ClimaCoupler.jl
ClimaCoupler.jl copied to clipboard
surface_fraction error with 2 GPUs
When we run simulations on 2 GPUs, we get an error that the surface fractions don't sum up to 1. This doesn't happen when running on 1 or 4 GPUs. See examples on buildkite here or here.
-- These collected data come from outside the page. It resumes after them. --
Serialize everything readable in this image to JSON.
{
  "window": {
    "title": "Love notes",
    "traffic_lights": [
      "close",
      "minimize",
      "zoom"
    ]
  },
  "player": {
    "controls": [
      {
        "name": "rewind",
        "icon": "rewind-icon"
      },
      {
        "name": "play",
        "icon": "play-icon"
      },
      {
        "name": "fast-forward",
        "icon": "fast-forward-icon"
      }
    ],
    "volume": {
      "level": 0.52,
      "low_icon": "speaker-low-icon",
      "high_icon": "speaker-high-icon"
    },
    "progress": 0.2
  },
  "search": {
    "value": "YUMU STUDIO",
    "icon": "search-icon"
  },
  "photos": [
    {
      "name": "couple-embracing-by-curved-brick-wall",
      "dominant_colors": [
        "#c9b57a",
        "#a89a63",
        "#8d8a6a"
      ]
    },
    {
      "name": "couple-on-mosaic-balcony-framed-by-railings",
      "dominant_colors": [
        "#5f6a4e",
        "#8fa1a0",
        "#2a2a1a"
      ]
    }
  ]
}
Seen both when run on buildkite and when run via slurm directly on clima
stacktrace:
ERROR: LoadError: AssertionError: minimum((cs.surface_fractions.ice .+ cs.surface_fractions.land) .+ cs.surface_fractions.ocean) ≈ FT(1) -- | Stacktrace: | [1] update_surface_fractions!(cs::CoupledSimulation{…}) | @ ClimaCoupler.Regridder /scratch/clima/slurm-buildkite/climacoupler-target-gpu-simulations/44/climacoupler-target-gpu-simulations/src/Regridder.jl:513 | [2] top-level scope | @ /scratch/clima/slurm-buildkite/climacoupler-target-gpu-simulations/44/climacoupler-target-gpu-simulations/experiments/AMIP/coupler_driver.jl:559 | in expression starting at /scratch/clima/slurm-buildkite/climacoupler-target-gpu-simulations/44/climacoupler-target-gpu-simulations/experiments/AMIP/coupler_driver.jl:559
when run interactively, we see that minimum((cs.surface_fractions.ice .+ cs.surface_fractions.land) .+ cs.surface_fractions.ocean) == 0
. We expect this sum to always be exactly 1 at each point on the sphere.